Damit hätte ich eigentlich alle Infos , die ich brauche, gehabt, doch George blieb dicht neben mit stehen.

„Insbesondere Tisch 5, Emma", raunte er eindringlich. „Es ist der kleinere deiner Tische, dafür aber auch der Wichtigste. Da sitzen einige bekannte Namen beieinander, die anschließend rüber ins Clubhaus gehen werden. Die wollen wir hier gerne wiedersehen, also sollten sie ausgesprochen zufrieden sein."

Verstehend nickte ich und gab innerlich ein leidendes Seufzen von mir. Das letzte Mal, als ich diesen Gesichtsausdruck bei George erlebt hatte, war ein wichtiger Restaurantkritiker in der Gegend gewesen.
Dass ausgerechnet mir der anstrengendste und wichtigste Tisch zugeteilt wurde, war zwar ein Zeichen dafür, dass mir George vertraute, aber die Anspannung, die ich von nun an spüren würde, war es allemal nicht wert. Auf der Stelle verfluchte ich Eric dafür, dass er mir diese Schicht überlassen hatte.

Im Maélys stand die Qualität über der Quantität. Das bedeutete eine überschaubare Anzahl an Speisen auf der Karte, kleine Portionen und wenige Tische, dafür aber umso mehr Privatsphäre für die jeweiligen Gruppen.
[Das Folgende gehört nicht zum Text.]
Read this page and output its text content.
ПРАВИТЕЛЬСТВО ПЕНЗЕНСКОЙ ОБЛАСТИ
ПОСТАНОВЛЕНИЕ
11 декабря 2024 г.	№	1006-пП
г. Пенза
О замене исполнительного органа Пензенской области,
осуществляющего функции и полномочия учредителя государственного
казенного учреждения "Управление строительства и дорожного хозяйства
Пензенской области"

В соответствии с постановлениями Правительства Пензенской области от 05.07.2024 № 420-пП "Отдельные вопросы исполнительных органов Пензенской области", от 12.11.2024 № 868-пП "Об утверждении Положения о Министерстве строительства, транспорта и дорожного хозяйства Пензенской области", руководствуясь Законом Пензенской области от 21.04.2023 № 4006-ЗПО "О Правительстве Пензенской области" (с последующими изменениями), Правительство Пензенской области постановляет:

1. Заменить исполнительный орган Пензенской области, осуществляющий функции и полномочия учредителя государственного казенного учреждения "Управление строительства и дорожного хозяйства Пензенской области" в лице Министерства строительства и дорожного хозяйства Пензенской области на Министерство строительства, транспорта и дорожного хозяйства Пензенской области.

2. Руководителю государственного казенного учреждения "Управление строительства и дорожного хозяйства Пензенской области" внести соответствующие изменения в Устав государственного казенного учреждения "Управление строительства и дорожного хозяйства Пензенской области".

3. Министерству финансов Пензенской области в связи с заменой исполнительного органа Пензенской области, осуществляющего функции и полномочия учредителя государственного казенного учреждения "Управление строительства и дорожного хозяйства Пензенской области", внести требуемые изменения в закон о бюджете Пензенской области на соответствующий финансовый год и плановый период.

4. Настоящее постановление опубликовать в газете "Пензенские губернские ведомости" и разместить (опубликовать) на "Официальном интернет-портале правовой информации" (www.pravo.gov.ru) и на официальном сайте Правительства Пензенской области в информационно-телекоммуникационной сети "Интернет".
Es war gerade mal 6 Uhr abends, als ich mich zum ersten Mal besagtem Tisch 5 näherte.
Die Gäste waren bereits vom Restaurantleiter höchstpersönlich in Empfang genommen, begrüßt und zum Tisch geleitet worden. Nun war es meine Aufgabe, sie bei Laune zu halten und ihnen höflich, am besten unterwürfig, jeden Wunsch zu erfüllen.

Ich lies mir nicht anmerken, wie ich die Gesellschaft zunächst mit meinem Blick scannte. Es waren gerade mal vier Personen, drei davon männlich, was mich wenig überraschte. Der Club nebenan war ein ehemaliger Gentlemen's Club, der inzwischen zwar auch Frauen offenstand, doch in erster Linie kamen dort erfolgreiche Männer zusammen. Die Frauen, die sich dorthin verirrten, waren meist Begleitungen für den Abend.

Mit der Zeit sind sich alle Gesichter der Gäste schrecklich ähnlich geworden und ich machte mir kaum mehr die Mühe, sie mir einzuprägen. Aber heute erkannte ich eines davon auf den ersten Blick. James Corden saß an Tisch 5 und wirkte seriöser als ich ihn aus seiner Talkshow kannte.

Mit ihm am Tisch saß ein dunkelhaariger Mann mittleren Alters, eine blonde, wunderschöne Frau und ein junger Mann, der nicht viel älter als ich sein musste.

Ich konnte beim besten Willen nicht einschätzen, ob es sich hier um eine freundschaftliche, ausgelassene Runde oder doch um ein stocksteifes geschäftliches Treffen handeln sollte.